Delhi Chief Minister Arvind Kejriwal has said that the national capital should be included in the 15th Finance Commission, on the lines of Jammu and Kashmir, so that it might get a higher share of central taxes.
The Finance Commission, established under Article 280 of the Constitution of India, provides for the distribution of net tax proceeds from the Centre to states and also determines the principles governing grants-in-aid of revenue of state from the Consolidated Fund of India. However, the Commission does not consider Union Territories as states or determine any principles for grant-in-aid.
Owing to its status as a UT, Delhi gets a fixed sum of funds from the Union home ministry. In an interview with The Economic Times, Kejriwal said this sum was far less than what Delhi contributed as income tax.
"Delhi contributes Rs 1.75 trillion as income tax to the Centre but gets back only Rs 325 crore for its own development.
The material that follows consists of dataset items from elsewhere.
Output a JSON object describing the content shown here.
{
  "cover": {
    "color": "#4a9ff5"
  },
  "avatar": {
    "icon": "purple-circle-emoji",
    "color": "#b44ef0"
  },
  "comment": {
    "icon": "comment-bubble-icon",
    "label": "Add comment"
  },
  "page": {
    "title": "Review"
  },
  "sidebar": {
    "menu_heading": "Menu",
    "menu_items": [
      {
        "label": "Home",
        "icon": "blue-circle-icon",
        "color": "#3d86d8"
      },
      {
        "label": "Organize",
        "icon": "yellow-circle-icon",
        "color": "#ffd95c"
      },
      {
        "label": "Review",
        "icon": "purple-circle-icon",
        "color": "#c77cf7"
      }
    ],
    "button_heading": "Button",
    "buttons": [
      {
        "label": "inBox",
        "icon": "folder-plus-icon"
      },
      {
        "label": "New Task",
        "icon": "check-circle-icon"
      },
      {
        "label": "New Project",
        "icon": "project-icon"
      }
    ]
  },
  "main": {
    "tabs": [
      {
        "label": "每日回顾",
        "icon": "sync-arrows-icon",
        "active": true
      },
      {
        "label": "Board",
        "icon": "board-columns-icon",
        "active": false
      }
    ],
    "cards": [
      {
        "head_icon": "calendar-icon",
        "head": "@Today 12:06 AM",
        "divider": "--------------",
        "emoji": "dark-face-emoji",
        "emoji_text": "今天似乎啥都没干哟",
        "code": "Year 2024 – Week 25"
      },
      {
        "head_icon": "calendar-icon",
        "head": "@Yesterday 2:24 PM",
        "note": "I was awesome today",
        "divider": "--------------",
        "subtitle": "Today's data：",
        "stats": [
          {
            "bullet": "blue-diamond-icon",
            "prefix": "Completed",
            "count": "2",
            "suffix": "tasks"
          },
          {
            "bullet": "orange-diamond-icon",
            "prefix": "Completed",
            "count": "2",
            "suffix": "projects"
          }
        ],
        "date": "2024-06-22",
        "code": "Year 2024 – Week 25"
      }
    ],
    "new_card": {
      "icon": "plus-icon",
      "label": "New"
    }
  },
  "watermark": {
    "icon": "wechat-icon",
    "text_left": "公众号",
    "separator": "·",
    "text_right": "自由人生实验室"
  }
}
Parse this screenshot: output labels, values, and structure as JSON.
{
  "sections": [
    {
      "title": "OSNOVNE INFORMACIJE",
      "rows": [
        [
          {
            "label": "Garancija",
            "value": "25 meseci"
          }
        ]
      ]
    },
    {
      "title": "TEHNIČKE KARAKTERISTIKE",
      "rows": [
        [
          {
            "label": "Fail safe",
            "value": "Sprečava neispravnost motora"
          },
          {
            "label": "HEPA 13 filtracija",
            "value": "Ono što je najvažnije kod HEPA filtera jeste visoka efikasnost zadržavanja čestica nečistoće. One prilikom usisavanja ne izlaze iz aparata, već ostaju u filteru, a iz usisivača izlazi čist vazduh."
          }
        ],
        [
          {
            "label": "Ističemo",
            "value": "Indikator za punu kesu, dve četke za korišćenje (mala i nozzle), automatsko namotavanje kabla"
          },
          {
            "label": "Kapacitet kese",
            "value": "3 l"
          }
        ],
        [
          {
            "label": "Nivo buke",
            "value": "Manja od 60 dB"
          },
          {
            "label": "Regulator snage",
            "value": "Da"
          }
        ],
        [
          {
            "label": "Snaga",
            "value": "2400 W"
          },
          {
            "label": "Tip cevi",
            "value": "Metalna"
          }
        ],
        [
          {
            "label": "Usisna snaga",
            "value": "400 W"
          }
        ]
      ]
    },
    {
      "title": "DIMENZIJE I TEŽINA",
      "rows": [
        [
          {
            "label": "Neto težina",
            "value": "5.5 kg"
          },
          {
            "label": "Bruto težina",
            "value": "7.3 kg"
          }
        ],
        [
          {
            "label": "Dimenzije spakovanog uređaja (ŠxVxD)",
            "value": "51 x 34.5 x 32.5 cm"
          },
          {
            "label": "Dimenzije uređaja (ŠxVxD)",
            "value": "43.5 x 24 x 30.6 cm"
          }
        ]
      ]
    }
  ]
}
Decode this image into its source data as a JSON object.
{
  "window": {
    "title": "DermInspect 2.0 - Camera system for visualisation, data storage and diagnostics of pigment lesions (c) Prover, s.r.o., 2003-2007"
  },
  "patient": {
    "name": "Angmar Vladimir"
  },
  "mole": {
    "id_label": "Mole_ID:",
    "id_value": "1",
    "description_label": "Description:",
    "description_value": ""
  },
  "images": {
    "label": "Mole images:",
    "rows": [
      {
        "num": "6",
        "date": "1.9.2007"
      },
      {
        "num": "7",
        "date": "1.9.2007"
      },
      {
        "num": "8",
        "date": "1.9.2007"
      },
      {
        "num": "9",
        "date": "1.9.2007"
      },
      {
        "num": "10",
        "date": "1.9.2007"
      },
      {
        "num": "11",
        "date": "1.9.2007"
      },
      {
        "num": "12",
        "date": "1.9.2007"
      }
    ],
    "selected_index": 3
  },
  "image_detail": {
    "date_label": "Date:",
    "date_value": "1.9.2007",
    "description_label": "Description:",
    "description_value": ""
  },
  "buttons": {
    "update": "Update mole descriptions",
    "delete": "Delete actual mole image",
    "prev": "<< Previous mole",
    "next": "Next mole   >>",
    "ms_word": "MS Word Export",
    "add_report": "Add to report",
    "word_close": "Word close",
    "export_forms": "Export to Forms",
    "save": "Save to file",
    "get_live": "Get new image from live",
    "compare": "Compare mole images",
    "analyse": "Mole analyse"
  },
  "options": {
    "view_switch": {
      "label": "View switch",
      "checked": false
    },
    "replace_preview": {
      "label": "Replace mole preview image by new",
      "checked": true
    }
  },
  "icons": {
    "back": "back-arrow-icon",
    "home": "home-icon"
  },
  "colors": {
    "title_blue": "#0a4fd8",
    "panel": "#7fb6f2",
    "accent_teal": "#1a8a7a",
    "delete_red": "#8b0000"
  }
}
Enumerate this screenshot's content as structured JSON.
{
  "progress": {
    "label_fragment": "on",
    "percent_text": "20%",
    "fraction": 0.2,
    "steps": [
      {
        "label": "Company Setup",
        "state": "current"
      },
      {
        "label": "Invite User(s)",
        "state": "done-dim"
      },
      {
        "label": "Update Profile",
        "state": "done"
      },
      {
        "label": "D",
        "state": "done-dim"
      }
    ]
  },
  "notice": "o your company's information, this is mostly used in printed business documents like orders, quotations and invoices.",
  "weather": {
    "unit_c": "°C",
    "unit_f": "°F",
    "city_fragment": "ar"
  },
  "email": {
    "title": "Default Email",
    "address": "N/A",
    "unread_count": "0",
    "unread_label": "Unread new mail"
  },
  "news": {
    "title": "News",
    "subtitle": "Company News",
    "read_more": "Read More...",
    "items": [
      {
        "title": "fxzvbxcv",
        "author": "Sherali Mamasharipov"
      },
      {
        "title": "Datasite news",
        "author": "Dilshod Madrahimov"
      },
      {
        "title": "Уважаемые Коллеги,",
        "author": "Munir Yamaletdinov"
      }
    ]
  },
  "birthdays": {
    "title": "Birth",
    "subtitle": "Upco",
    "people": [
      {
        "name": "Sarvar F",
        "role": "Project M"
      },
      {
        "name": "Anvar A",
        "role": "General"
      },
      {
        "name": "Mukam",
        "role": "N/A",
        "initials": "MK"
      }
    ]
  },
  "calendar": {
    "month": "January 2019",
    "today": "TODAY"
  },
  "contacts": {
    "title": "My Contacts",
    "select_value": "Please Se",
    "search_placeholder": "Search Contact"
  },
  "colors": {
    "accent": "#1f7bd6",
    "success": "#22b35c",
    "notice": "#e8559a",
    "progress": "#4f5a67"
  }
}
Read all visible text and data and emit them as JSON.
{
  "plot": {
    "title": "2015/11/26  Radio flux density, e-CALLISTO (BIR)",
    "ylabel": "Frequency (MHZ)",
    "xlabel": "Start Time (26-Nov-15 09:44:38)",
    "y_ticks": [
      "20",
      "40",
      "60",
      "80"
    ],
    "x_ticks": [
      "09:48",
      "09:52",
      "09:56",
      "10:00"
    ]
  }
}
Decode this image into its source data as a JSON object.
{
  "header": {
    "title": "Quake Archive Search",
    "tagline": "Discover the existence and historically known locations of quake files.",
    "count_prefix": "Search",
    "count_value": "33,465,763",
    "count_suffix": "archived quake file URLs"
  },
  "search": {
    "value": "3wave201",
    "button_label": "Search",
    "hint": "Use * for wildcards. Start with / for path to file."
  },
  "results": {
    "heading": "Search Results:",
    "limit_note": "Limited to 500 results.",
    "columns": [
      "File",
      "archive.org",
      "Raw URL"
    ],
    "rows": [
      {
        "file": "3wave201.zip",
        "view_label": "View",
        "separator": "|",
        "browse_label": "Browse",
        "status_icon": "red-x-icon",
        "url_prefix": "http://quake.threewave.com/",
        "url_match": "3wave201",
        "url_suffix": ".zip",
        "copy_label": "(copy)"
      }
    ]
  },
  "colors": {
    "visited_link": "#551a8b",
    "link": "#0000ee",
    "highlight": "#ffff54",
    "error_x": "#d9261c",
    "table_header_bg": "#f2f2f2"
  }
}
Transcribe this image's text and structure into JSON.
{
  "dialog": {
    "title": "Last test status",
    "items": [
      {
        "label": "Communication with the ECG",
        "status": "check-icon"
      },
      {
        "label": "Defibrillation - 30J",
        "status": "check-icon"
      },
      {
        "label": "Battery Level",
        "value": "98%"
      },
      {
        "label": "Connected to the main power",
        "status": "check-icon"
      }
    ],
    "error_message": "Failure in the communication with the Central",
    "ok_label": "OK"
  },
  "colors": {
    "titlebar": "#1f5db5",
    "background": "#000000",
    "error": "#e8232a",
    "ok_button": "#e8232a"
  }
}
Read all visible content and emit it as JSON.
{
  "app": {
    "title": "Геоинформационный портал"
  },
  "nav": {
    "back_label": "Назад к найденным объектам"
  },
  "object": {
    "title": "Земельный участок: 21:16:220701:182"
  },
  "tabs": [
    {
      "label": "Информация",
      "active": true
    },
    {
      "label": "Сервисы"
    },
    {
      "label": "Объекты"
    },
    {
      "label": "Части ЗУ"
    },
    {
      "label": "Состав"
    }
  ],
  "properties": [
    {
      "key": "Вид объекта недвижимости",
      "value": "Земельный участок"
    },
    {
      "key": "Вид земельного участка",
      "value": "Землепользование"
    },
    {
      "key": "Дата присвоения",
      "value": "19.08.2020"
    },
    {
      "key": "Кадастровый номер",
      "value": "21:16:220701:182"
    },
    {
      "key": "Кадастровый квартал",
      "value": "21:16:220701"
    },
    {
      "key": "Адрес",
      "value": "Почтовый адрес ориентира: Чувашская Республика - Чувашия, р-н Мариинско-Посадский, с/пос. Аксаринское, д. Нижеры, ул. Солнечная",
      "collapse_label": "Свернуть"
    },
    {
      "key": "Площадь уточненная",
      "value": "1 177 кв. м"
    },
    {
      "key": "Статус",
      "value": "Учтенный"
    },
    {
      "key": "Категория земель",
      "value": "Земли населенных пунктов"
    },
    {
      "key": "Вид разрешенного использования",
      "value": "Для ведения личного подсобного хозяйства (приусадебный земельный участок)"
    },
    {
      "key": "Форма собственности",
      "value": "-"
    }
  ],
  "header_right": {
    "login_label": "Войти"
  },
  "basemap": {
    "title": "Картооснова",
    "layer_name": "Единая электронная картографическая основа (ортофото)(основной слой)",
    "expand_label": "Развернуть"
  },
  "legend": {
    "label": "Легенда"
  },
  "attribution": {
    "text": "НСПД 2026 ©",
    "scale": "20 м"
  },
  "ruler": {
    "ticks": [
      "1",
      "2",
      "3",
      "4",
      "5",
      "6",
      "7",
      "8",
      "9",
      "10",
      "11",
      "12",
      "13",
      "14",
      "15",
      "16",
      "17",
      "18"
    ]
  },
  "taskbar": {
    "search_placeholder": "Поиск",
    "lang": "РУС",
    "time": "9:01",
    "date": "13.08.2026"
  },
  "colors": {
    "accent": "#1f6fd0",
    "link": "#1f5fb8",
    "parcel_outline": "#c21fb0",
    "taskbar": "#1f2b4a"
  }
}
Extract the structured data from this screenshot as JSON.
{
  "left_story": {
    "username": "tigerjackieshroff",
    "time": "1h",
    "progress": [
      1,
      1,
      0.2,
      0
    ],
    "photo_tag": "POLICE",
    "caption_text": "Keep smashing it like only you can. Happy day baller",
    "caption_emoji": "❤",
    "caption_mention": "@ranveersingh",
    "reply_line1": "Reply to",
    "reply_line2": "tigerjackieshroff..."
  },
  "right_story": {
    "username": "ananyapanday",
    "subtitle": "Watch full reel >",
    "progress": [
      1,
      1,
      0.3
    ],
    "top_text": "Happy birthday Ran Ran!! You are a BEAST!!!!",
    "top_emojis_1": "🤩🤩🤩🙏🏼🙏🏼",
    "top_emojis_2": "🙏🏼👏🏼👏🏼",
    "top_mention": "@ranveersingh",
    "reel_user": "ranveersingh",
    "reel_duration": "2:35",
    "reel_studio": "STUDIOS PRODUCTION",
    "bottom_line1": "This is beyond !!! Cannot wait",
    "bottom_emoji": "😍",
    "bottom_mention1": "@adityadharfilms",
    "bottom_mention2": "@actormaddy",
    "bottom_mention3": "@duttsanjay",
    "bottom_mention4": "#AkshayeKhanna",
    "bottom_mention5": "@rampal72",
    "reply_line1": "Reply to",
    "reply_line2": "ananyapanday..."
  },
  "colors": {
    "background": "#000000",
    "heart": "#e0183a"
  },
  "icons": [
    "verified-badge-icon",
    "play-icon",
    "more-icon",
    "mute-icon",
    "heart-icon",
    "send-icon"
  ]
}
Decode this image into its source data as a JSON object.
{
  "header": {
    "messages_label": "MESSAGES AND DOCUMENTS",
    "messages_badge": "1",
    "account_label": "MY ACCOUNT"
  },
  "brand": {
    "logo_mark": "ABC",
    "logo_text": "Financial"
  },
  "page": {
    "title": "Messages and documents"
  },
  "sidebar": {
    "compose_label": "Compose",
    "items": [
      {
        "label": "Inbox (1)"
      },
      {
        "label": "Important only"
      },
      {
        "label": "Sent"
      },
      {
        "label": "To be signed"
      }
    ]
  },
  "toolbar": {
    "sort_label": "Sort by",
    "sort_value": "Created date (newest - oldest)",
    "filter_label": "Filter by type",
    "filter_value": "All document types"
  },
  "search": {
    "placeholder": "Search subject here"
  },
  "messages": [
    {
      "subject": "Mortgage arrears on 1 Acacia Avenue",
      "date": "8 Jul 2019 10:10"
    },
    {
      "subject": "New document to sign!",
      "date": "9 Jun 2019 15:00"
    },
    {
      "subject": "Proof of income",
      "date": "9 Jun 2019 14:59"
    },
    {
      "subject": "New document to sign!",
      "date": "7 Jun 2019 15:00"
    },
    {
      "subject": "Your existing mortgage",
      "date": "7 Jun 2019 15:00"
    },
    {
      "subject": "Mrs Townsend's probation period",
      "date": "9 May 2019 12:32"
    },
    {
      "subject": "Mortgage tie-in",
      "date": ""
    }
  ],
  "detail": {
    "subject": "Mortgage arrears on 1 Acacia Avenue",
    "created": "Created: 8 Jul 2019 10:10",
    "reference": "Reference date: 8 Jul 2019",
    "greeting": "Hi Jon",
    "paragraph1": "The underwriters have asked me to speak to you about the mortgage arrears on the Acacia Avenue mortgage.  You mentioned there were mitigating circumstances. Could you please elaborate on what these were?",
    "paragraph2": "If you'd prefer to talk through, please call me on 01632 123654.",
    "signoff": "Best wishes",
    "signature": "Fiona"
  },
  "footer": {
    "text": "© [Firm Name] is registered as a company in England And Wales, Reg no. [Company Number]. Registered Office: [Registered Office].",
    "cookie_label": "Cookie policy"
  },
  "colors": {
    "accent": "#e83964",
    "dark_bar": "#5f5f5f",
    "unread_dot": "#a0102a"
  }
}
We are second only to Mumbai in our tax contribution but get funds lower than Goa (Rs 3,500 crore) and Gujarat (Rs 2,500 crore)," Kejriwal said.
He cited Jammu and Kashmir's example to say that a similar exemption should be made for Delhi as well.
The Jammu and Kashmir Reorganisation Act, 2019, provides for the President to refer to the 15th Finance Commission to include the Union Territory of Jammu & Kashmir in its Terms of Reference. This will allow J&K, now a UT with legislature, to receive the benefits of devolution of central taxes, something that it had been previously enjoying as a “state”.
"Jammu & Kashmir was made a UT (with legislature). Delhi was left out. They should include Delhi too. The Centre bears the cost of the Union Territory. Then, there is a state that has its own budget and expenditure. Delhi is neither a state nor a Union Territory," Kejriwal said.
"We have already filed a case in the Supreme Court that terms of the Finance Commission should be amended and Delhi should be included in that," he said.
In an interview with Business Standard last month, Chairman NK Singh had said the Fifteenth Finance Commission was not considering the demands of Delhi and Puducherry to give them a share of the divisible central tax pool in line with other states.
“We are not formally considering the memorandum of Puducherry and Delhi because under the Constitution, we are not enjoined to do so, and we have to strictly act in accordance with the Constitution,” Singh had said in an interaction earlier this month.